Remarks. In Esopus crassus the rostrum extends ventrally in a thick, beak-shaped piece, gradually tapering off, that is positioned between the antennules; it does not develop any spine ( Figs. 2B, C View FIGURE 2 , 3A View FIGURE 3 ); in oblique view, after removing the antennule, only a thick septum is visible. In Esopus it is the ventral part of the rostrum itself that just comes between the antennules and takes the place, at least without dissection of the region underneath, of the ‘proepistome’, the ‘antennular septum’ or ‘interantennular septum’ of authors. The proepistome is a structure defined as the “median, ventrally directed, cuticular outgrowth that separates the two cavities into which each antennule may be retracted” ( Ingle 1983: 6) or “the plate separating antennular cavities” (McLaughlin 1981: 167). In fact, the proepistome represents the sternite of the antennular somite (the first cephalic somite) and, if so, may connect to the epistome (sternite of the antennal somite) and thus attaches the carapace to the sternal surface. The term ‘outgrowth’ actually covers a set of modalities since in Brachyura this rostral outgrowth occurs in a wide variety of forms, and especially in Majoidea , in which the rostrum is often well developed and highly diverse. Among the Brachyura, the similarity of position (topographic and position in relation to other parts) of the rostral outgrowth is obvious, but a real homology between all the conditions is to be studied. In Esopus the last portion of the curved rostrum reaches the spiniform anterior process of the epistome. According to Cano (1893: 38, figs. 48a–c, 81) in spider crabs the primitive rostrum folds down to form a septum between the two antennules to join to a median process of the epistome; the interantennular septum would be the true rostrum of the zoea, the so-called rostrum of the adult being a secondary outgrowth of the front (see Balss 1929: 2; Garth 1958: 7–8). The different character states of the proepistome structure (often ignored by carcinologists) are very important for the phylogeny of Brachyura.

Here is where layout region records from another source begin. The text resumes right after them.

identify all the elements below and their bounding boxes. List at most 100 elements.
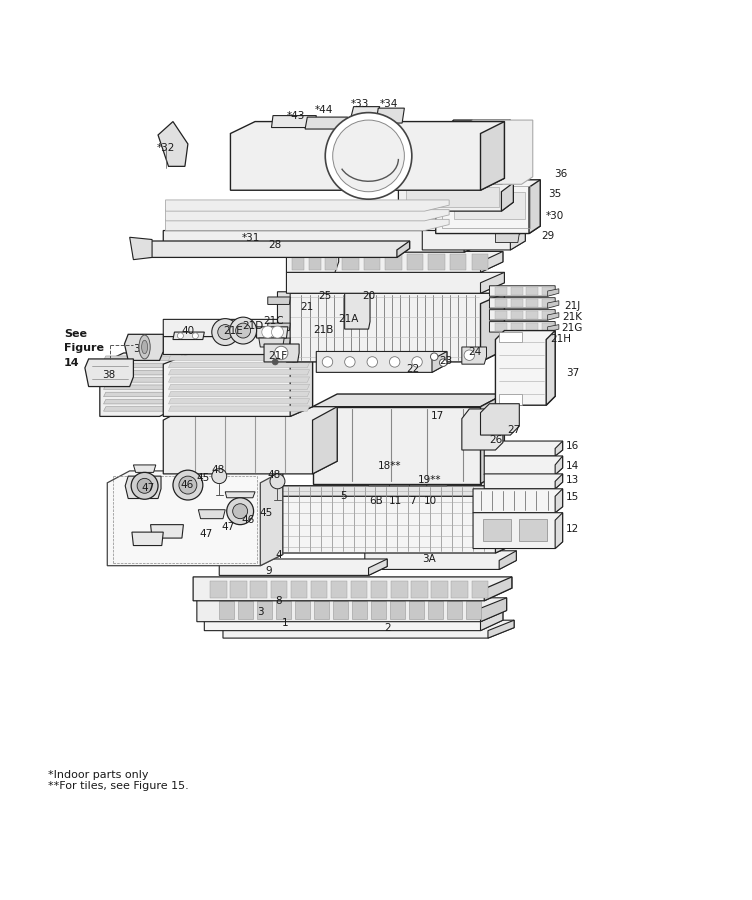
- Polygon shape: [133, 241, 410, 257]
- Polygon shape: [407, 255, 423, 270]
- Polygon shape: [260, 471, 283, 566]
- Text: 4: 4: [276, 550, 282, 560]
- Text: 13: 13: [566, 475, 579, 485]
- Polygon shape: [168, 356, 310, 360]
- Polygon shape: [490, 286, 555, 296]
- Polygon shape: [496, 323, 508, 330]
- Polygon shape: [305, 117, 347, 129]
- Text: Figure: Figure: [64, 344, 104, 354]
- Text: 18**: 18**: [378, 461, 401, 471]
- Polygon shape: [230, 122, 505, 190]
- Polygon shape: [165, 200, 449, 212]
- Circle shape: [229, 317, 256, 344]
- Polygon shape: [223, 620, 514, 638]
- Circle shape: [232, 504, 247, 518]
- Polygon shape: [290, 355, 313, 417]
- Text: 12: 12: [566, 524, 579, 534]
- Polygon shape: [368, 559, 387, 575]
- Polygon shape: [271, 115, 317, 128]
- Text: 3: 3: [257, 607, 264, 617]
- Polygon shape: [496, 486, 520, 553]
- Polygon shape: [496, 233, 520, 242]
- Polygon shape: [499, 332, 522, 342]
- Text: 10: 10: [424, 496, 437, 506]
- Text: 17: 17: [431, 411, 444, 421]
- Polygon shape: [444, 120, 511, 184]
- Polygon shape: [163, 355, 313, 417]
- Polygon shape: [547, 325, 559, 332]
- Text: 7: 7: [409, 496, 416, 506]
- Polygon shape: [173, 464, 203, 470]
- Text: 36: 36: [554, 169, 568, 179]
- Polygon shape: [295, 601, 310, 619]
- Polygon shape: [526, 299, 538, 307]
- Polygon shape: [555, 474, 562, 489]
- Circle shape: [177, 333, 183, 338]
- Polygon shape: [555, 489, 562, 513]
- Polygon shape: [511, 323, 523, 330]
- Polygon shape: [326, 255, 337, 270]
- Polygon shape: [259, 338, 284, 347]
- Text: 3A: 3A: [422, 554, 436, 564]
- Polygon shape: [211, 580, 226, 598]
- Polygon shape: [168, 363, 310, 368]
- Polygon shape: [350, 106, 380, 122]
- Circle shape: [274, 346, 288, 360]
- Polygon shape: [432, 352, 447, 373]
- Polygon shape: [268, 338, 290, 346]
- Polygon shape: [541, 299, 553, 307]
- Polygon shape: [547, 289, 559, 296]
- Polygon shape: [481, 598, 507, 622]
- Polygon shape: [426, 471, 453, 486]
- Text: 21D: 21D: [242, 321, 263, 331]
- Text: 24: 24: [468, 347, 481, 357]
- Circle shape: [464, 350, 475, 360]
- Polygon shape: [473, 489, 562, 513]
- Polygon shape: [309, 255, 321, 270]
- Polygon shape: [511, 287, 523, 294]
- Text: 20: 20: [362, 292, 375, 302]
- Polygon shape: [473, 513, 562, 548]
- Polygon shape: [555, 513, 562, 548]
- Polygon shape: [351, 580, 368, 598]
- Polygon shape: [547, 312, 559, 320]
- Circle shape: [137, 479, 152, 493]
- Polygon shape: [124, 334, 163, 360]
- Circle shape: [271, 326, 284, 338]
- Polygon shape: [481, 611, 503, 631]
- Polygon shape: [313, 320, 337, 337]
- Polygon shape: [454, 193, 526, 219]
- Polygon shape: [511, 311, 523, 319]
- Circle shape: [131, 472, 158, 500]
- Polygon shape: [511, 299, 523, 307]
- Text: 26: 26: [489, 435, 502, 445]
- Polygon shape: [484, 474, 562, 489]
- Polygon shape: [526, 311, 538, 319]
- Polygon shape: [158, 122, 188, 166]
- Polygon shape: [317, 352, 447, 373]
- Polygon shape: [364, 255, 381, 270]
- Polygon shape: [496, 287, 508, 294]
- Polygon shape: [199, 509, 225, 518]
- Circle shape: [218, 325, 232, 339]
- Polygon shape: [163, 230, 490, 252]
- Polygon shape: [484, 441, 562, 456]
- Text: 21K: 21K: [562, 312, 582, 322]
- Polygon shape: [410, 471, 432, 486]
- Circle shape: [412, 356, 423, 367]
- Text: 27: 27: [508, 425, 520, 435]
- Circle shape: [262, 326, 274, 338]
- Polygon shape: [399, 183, 514, 212]
- Polygon shape: [484, 577, 512, 601]
- Text: 48: 48: [212, 465, 225, 475]
- Text: 38: 38: [102, 370, 115, 380]
- Polygon shape: [260, 486, 520, 553]
- Polygon shape: [397, 241, 410, 257]
- Polygon shape: [293, 255, 305, 270]
- Polygon shape: [168, 377, 310, 382]
- Polygon shape: [163, 407, 337, 474]
- Text: 21A: 21A: [338, 313, 359, 324]
- Polygon shape: [368, 471, 396, 486]
- Polygon shape: [371, 580, 387, 598]
- Polygon shape: [276, 601, 291, 619]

Another point deserves to be clarified. By using the term ‘fused’ loosely, it can mean that there is a real fusion process, thus without visible sutures (as in the case of the basal antennal article consisting of 2 and 3 fused articles in most Brachyura; or in the case of the thoracic sternum, where sternites are more or less fused); but it can also simply mean that two structures are in very tight contact but remain separate.